Looking back at the beginning of your career, where did you think it was going to lead you?
Dusheiko: Looking back at the past journey, when I was a young investigator, I didn’t know it was going to lead me very far. I thought that research would make an interesting career, that I would be active and if I was fortunate, it’d be enjoyable.
Besides international recognition, what other rewards have you earned from your research career in hepatology?
Dusheiko: I think the opportunity to travel, to broaden my horizon and to make a contribution to developing treatments for chronic hepatitis are the biggest rewards that I have earned. Early in my career as a research fellow, I travelled around Africa, Asia, America, and Europe so I had the exciting chance to rub shoulders with highly intelligent investigators and to be exposed to critical levels of science. I built on that and consider myself very fortunate.
I am also grateful for the solid advice I had received from my mentors, including Michael Kew, Jay Hoofnagle, Sheila Sherlock and Neil McIntyre, all of whom possessed formidable intellects, and taught me different things. All gave me invaluable advice and guidance. Looking back, through my research, I have recognized the value of accurate and carefully conducted science. From clinical practice, I also received great satisfaction from one-on-one patient care.
When I was young, I was a mediocre medical student, but once I started as a resident in the ward, it all acquired added meaning. Once I started clinical practice, I suddenly felt that those 5 or 6 years of learning became much more interesting and meaningful, and enabled me to mature to a responsible registrar and research fellow. I recognized that I had certain talents that I could enjoy
You have certainly made a significant contribution to the treatment and research of hepatitis. What is your outlook on liver diseases?

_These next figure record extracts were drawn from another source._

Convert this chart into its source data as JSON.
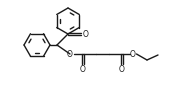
{
  "bg_color": "#ffffff",
  "line_color": "#1a1a1a",
  "lw": 1.0,
  "figsize": [
    1.79,
    1.11
  ],
  "dpi": 100,
  "xlim": [
    0,
    179
  ],
  "ylim": [
    0,
    111
  ]
}
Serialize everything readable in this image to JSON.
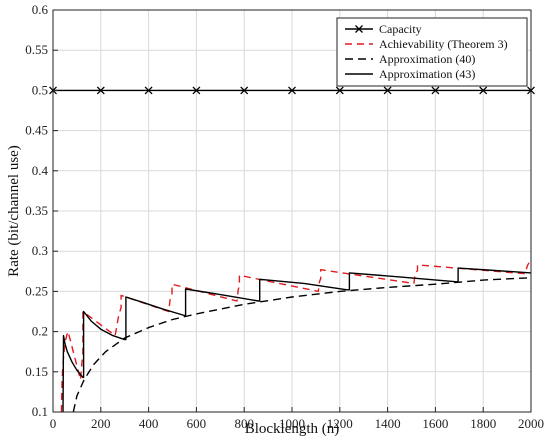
{
  "chart_data": {
    "type": "line",
    "title": "",
    "xlabel": "Blocklength (n)",
    "ylabel": "Rate (bit/channel use)",
    "xlim": [
      0,
      2000
    ],
    "ylim": [
      0.1,
      0.6
    ],
    "xticks": [
      0,
      200,
      400,
      600,
      800,
      1000,
      1200,
      1400,
      1600,
      1800,
      2000
    ],
    "yticks": [
      0.1,
      0.15,
      0.2,
      0.25,
      0.3,
      0.35,
      0.4,
      0.45,
      0.5,
      0.55,
      0.6
    ],
    "grid": true,
    "legend_position": "top-right",
    "series": [
      {
        "name": "Capacity",
        "style": "solid-x-marker",
        "color": "#000000",
        "x": [
          0,
          200,
          400,
          600,
          800,
          1000,
          1200,
          1400,
          1600,
          1800,
          2000
        ],
        "y": [
          0.5,
          0.5,
          0.5,
          0.5,
          0.5,
          0.5,
          0.5,
          0.5,
          0.5,
          0.5,
          0.5
        ]
      },
      {
        "name": "Achievability (Theorem 3)",
        "style": "dashed",
        "color": "#e41a1c",
        "x": [
          35,
          38,
          43,
          48,
          53,
          58,
          63,
          63,
          115,
          122,
          125,
          125,
          260,
          275,
          285,
          285,
          484,
          490,
          498,
          498,
          770,
          775,
          780,
          780,
          1110,
          1115,
          1120,
          1120,
          1510,
          1515,
          1525,
          1525,
          1975,
          1985,
          2000
        ],
        "y": [
          0.1,
          0.14,
          0.165,
          0.18,
          0.19,
          0.196,
          0.2,
          0.2,
          0.14,
          0.165,
          0.172,
          0.225,
          0.195,
          0.22,
          0.23,
          0.245,
          0.225,
          0.24,
          0.245,
          0.259,
          0.238,
          0.252,
          0.257,
          0.27,
          0.25,
          0.262,
          0.266,
          0.277,
          0.26,
          0.272,
          0.276,
          0.283,
          0.272,
          0.282,
          0.29
        ]
      },
      {
        "name": "Approximation (40)",
        "style": "dashed",
        "color": "#000000",
        "x": [
          85,
          100,
          130,
          170,
          220,
          300,
          400,
          500,
          600,
          800,
          1000,
          1200,
          1400,
          1600,
          1800,
          2000
        ],
        "y": [
          0.1,
          0.12,
          0.14,
          0.159,
          0.175,
          0.192,
          0.205,
          0.215,
          0.222,
          0.234,
          0.243,
          0.25,
          0.255,
          0.259,
          0.264,
          0.267
        ]
      },
      {
        "name": "Approximation (43)",
        "style": "solid",
        "color": "#000000",
        "x": [
          42,
          44,
          50,
          60,
          80,
          100,
          125,
          128,
          128,
          160,
          200,
          250,
          300,
          305,
          305,
          380,
          460,
          550,
          555,
          555,
          700,
          860,
          865,
          865,
          1050,
          1230,
          1240,
          1240,
          1450,
          1690,
          1695,
          1695,
          1850,
          2000
        ],
        "y": [
          0.1,
          0.195,
          0.185,
          0.175,
          0.162,
          0.152,
          0.143,
          0.143,
          0.225,
          0.213,
          0.203,
          0.195,
          0.19,
          0.19,
          0.243,
          0.236,
          0.228,
          0.22,
          0.22,
          0.253,
          0.246,
          0.238,
          0.238,
          0.265,
          0.26,
          0.252,
          0.252,
          0.273,
          0.268,
          0.262,
          0.262,
          0.279,
          0.276,
          0.273
        ]
      }
    ]
  }
}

Dusheiko: At this stage, my ability to have an impact on one on one care for chronic viral hepatitis is limited. What would make me really happy is to see improved world wide access to hepatitis diagnosis and treatment to widen scope for treatment in low and middle income countries or countries where the diseases are prevalent. In this way the late presentations I spoke of at the beginning of the interview would become a thing of the past. I think we are reaching our ways towards cures for hepatitis B, and look forward to witnessing these advances.